PARTE 1
Emiliano Duarte spense le luci della sua villa a Lomas de Chapultepec, prese la sua valigia italiana e baciò sulla fronte le sue due figlie, come se tutto fosse normale.
«Sarà solo per qualche giorno, ragazze mie», disse con un sorriso tranquillo. «Fate le brave.»
Daniela, nove anni, lo abbracciò forte.
Martina, sei anni, si aggrappò alla sua giacca, come per cercare di trattenerlo senza dire una parola.
Nessuna delle due sapeva che il papà stava mentendo.
Non c’era nessun viaggio in Europa.
Non c’era nessuna riunione a Madrid.
Non c’era nessun jet privato in attesa a Toluca.
Meno di un’ora dopo essere uscito dall’ingresso principale, l’uomo più potente del settore immobiliare di Città del Messico rientrò dall’ingresso di servizio: in silenzio, accompagnato solo da Rubén, il suo capo della sicurezza.
Non era tornato per fare una sorpresa a qualcuno.
Era tornato per osservare.
Perché il dubbio lo stava già logorando.
La sera prima, Patricia, la sua compagna, si era sporta sul tavolo da pranzo e gli aveva sussurrato qualcosa che non gli aveva fatto chiudere occhio.

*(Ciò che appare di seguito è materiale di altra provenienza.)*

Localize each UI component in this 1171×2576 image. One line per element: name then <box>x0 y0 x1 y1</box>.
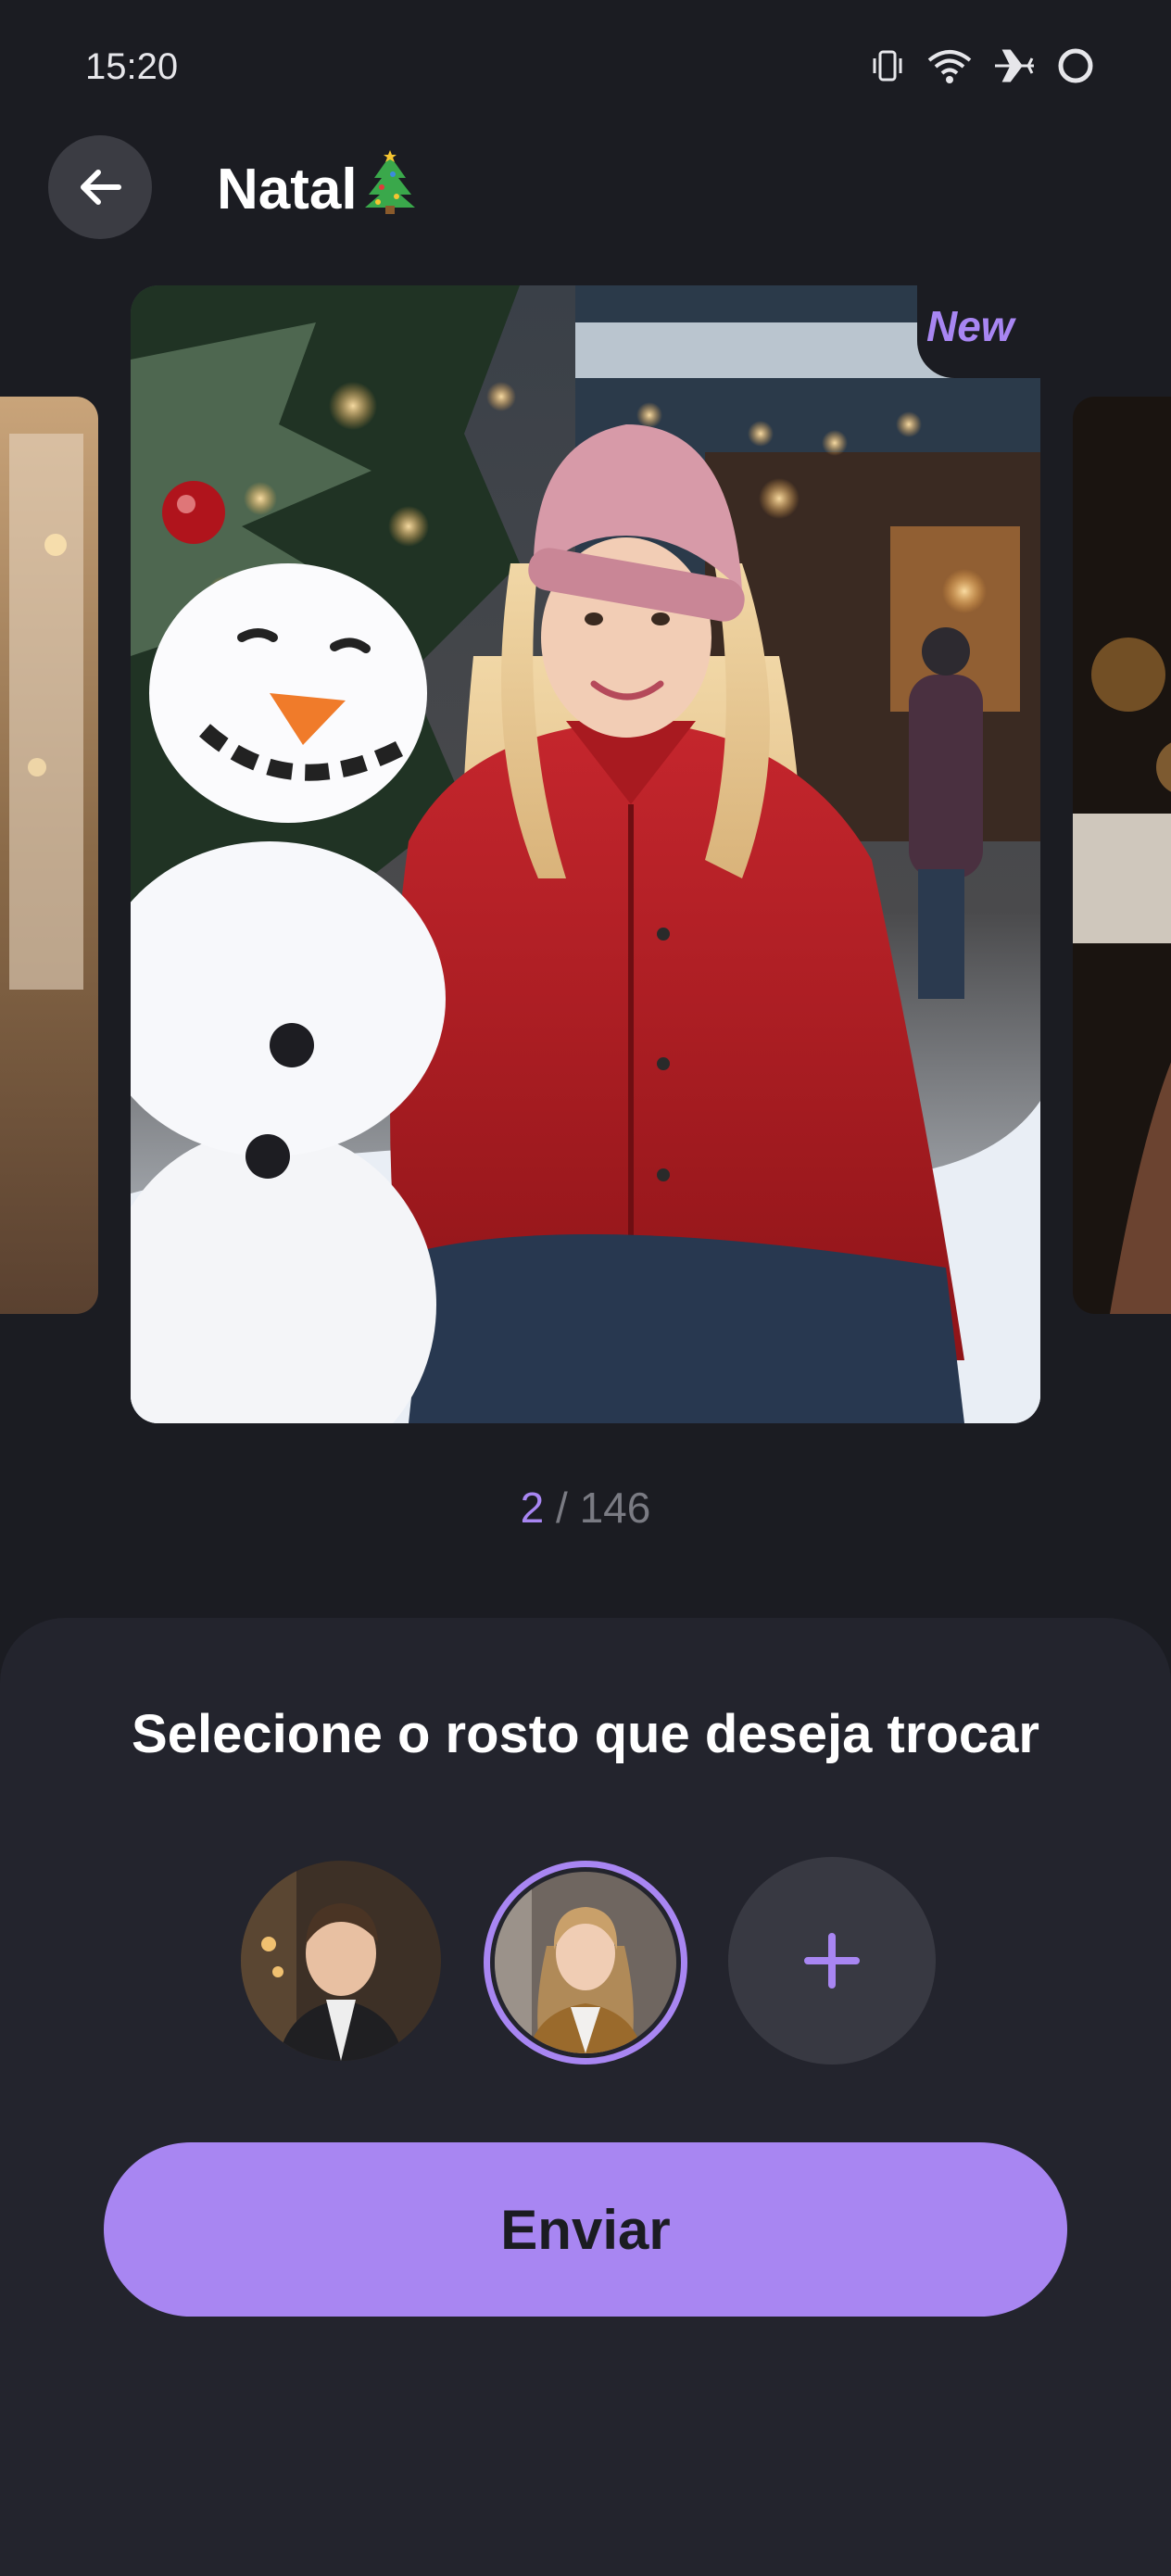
face-option-woman-selected[interactable] <box>484 1861 687 2065</box>
carousel-main-image[interactable] <box>131 285 1040 1423</box>
face-option-man[interactable] <box>241 1861 441 2061</box>
new-badge: New <box>926 302 1014 350</box>
status-bar: 15:20 <box>0 0 1171 139</box>
airplane-icon <box>993 47 1036 84</box>
carousel-pager: 2 / 146 <box>0 1483 1171 1533</box>
arrow-left-icon <box>81 170 121 205</box>
vibrate-icon <box>869 47 906 84</box>
carousel-prev-card[interactable] <box>0 397 98 1314</box>
plus-icon <box>804 1933 860 1989</box>
send-button[interactable]: Enviar <box>104 2142 1067 2317</box>
carousel-next-card[interactable] <box>1073 397 1171 1314</box>
battery-ring-icon <box>1056 46 1095 85</box>
pager-current: 2 <box>520 1484 545 1532</box>
pager-separator: / <box>556 1484 568 1532</box>
status-icons <box>869 46 1095 85</box>
face-man-avatar <box>241 1861 441 2061</box>
wifi-icon <box>926 47 973 84</box>
screen: 15:20 Natal New 2 / 146 Selecione o rost… <box>0 0 1171 2576</box>
pager-total: 146 <box>579 1484 651 1532</box>
sheet-title: Selecione o rosto que deseja trocar <box>132 1704 1039 1764</box>
page-title-text: Natal <box>217 158 358 221</box>
status-time: 15:20 <box>85 46 179 87</box>
christmas-tree-icon <box>361 150 419 229</box>
add-face-button[interactable] <box>728 1857 936 2065</box>
page-title: Natal <box>217 150 419 229</box>
face-woman-avatar <box>495 1872 676 2053</box>
back-button[interactable] <box>48 135 152 239</box>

«Ti fidi troppo di Rosa», aveva detto abbassando la voce. «Quella ragazza ti sta rubando dei soldi. E peggio ancora... sta manipolando le tue figlie.»
All’inizio, Emiliano non voleva crederci.
Rosa lavorava in casa sua da quattro anni. Era discreta, puntuale e silenziosa. Veniva da Oaxaca, mandava denaro alla madre malata e non aveva mai chiesto nulla oltre al suo stipendio.
Ma Patricia aveva passato settimane a lanciare piccoli indizi.
Che mancava un braccialetto.
Che le bambine correvano prima da Rosa.
Che Rosa sapeva troppe cose sulla gestione della casa.
Che una dipendente così silenziosa nascondeva sempre qualcosa.
All’inizio, Emiliano aveva ignorato la cosa.
Poi, aveva iniziato a vedere tutto sotto una luce diversa.
Il modo in cui Daniela chiedeva a Rosa di farle le trecce.
Il modo in cui Martina si calmava quando Rosa le cantava qualcosa a bassa voce.